The Fed is maintaining the status quo on interest rates, is not terribly worried about inflation and is still planning to end its massive buying program of mortgage securities at the end of March. All of this comes from a Fed statement following the Tuesday meeting of its policy committee. The news on interest rates sent the stock market higher as investors breathed a sigh of relief that interest rates will stay near zero. Nobody, for now, seems too concerned about the other part of today’s message, that the $1.25 trillion buying program that has been underway is soon to end.
The Fed’s purchase program became an intravenous feed of capital to a market that was near death last year. It helped keep mortgage rates affordable, helped institutions stay liquid, and probably kept the economy out of a depression. So now that the Fed is sufficiently comfortable with the economy’s momentum (I use ‘momentum’ loosely) to unplug the IV, should the markets take this is a confidence booster or not? Pimco’s Bill Gross has expressed some concern that the Fed’s buying, once gone, could be felt in markets far and wide because the program paid out huge money to institutions that presumably recycled the dollars into other investments, such as stocks. Turn off that supply of money and the buying power in the stock market, already weak, could flatline.

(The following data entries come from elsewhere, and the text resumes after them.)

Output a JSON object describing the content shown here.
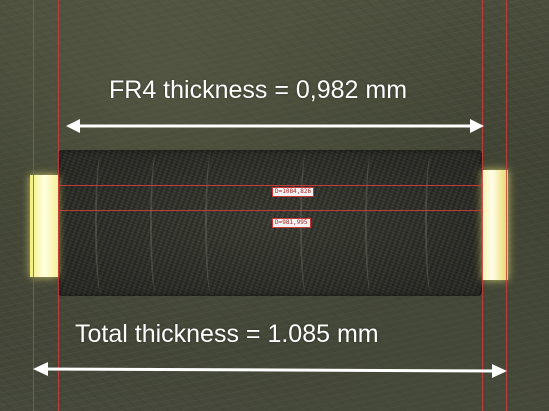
{
  "image": {
    "description_colors": {
      "background": "#3f4232",
      "copper_layer": "#f7f09a",
      "measure_line": "#d23c3c",
      "annotation": "#ffffff"
    }
  },
  "annotations": {
    "fr4_label": "FR4 thickness = 0,982 mm",
    "total_label": "Total thickness = 1.085 mm"
  },
  "measurements": {
    "readout_1": "D=1084,826",
    "readout_2": "D=981,995"
  }
}
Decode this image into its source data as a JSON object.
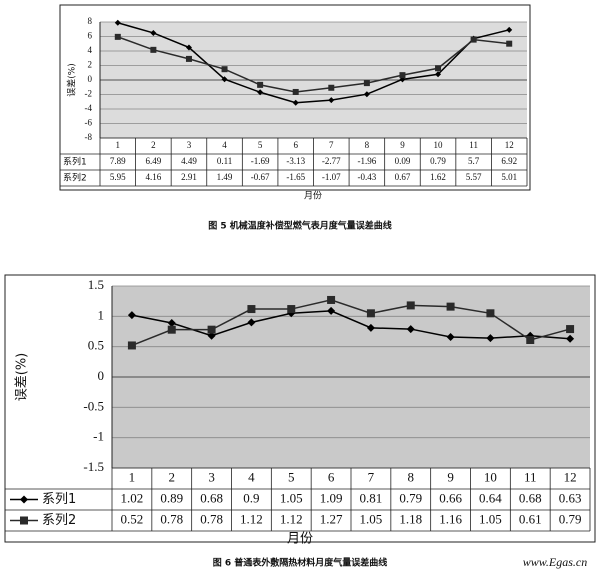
{
  "chart_data": [
    {
      "type": "line",
      "title": "图 5   机械温度补偿型燃气表月度气量误差曲线",
      "y_label": "误差(%)",
      "x_label": "月份",
      "categories": [
        "1",
        "2",
        "3",
        "4",
        "5",
        "6",
        "7",
        "8",
        "9",
        "10",
        "11",
        "12"
      ],
      "series": [
        {
          "name": "系列1",
          "color": "#000000",
          "marker": "diamond",
          "values": [
            7.89,
            6.49,
            4.49,
            0.11,
            -1.69,
            -3.13,
            -2.77,
            -1.96,
            0.09,
            0.79,
            5.7,
            6.92
          ]
        },
        {
          "name": "系列2",
          "color": "#2a2a2a",
          "marker": "square",
          "values": [
            5.95,
            4.16,
            2.91,
            1.49,
            -0.67,
            -1.65,
            -1.07,
            -0.43,
            0.67,
            1.62,
            5.57,
            5.01
          ]
        }
      ],
      "ylim": [
        -8,
        8
      ],
      "yticks": [
        -8,
        -6,
        -4,
        -2,
        0,
        2,
        4,
        6,
        8
      ],
      "grid": true,
      "legend_marker": false
    },
    {
      "type": "line",
      "title": "图 6   普通表外敷隔热材料月度气量误差曲线",
      "y_label": "误差(%)",
      "x_label": "月份",
      "categories": [
        "1",
        "2",
        "3",
        "4",
        "5",
        "6",
        "7",
        "8",
        "9",
        "10",
        "11",
        "12"
      ],
      "series": [
        {
          "name": "系列1",
          "color": "#000000",
          "marker": "diamond",
          "values": [
            1.02,
            0.89,
            0.68,
            0.9,
            1.05,
            1.09,
            0.81,
            0.79,
            0.66,
            0.64,
            0.68,
            0.63
          ]
        },
        {
          "name": "系列2",
          "color": "#2a2a2a",
          "marker": "square",
          "values": [
            0.52,
            0.78,
            0.78,
            1.12,
            1.12,
            1.27,
            1.05,
            1.18,
            1.16,
            1.05,
            0.61,
            0.79
          ]
        }
      ],
      "ylim": [
        -1.5,
        1.5
      ],
      "yticks": [
        -1.5,
        -1,
        -0.5,
        0,
        0.5,
        1,
        1.5
      ],
      "grid": true,
      "legend_marker": true
    }
  ],
  "watermark": "www.Egas.cn"
}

It’s not a cause for great worry, though, because the Fed has made it clear that it will resume buying if things begin to unwind. That makes great sense as it allows the Fed to stop this type of quantitative easing, which could lead to an inflation problem down the road, but it also let’s them stand at the ready should they be needed. I doubt that a declining stock market alone would be trouble enough to trigger a restart of the program but a sinking economy certainly would. And that’s a better kind of confidence than one you have to buy every day with government dollars.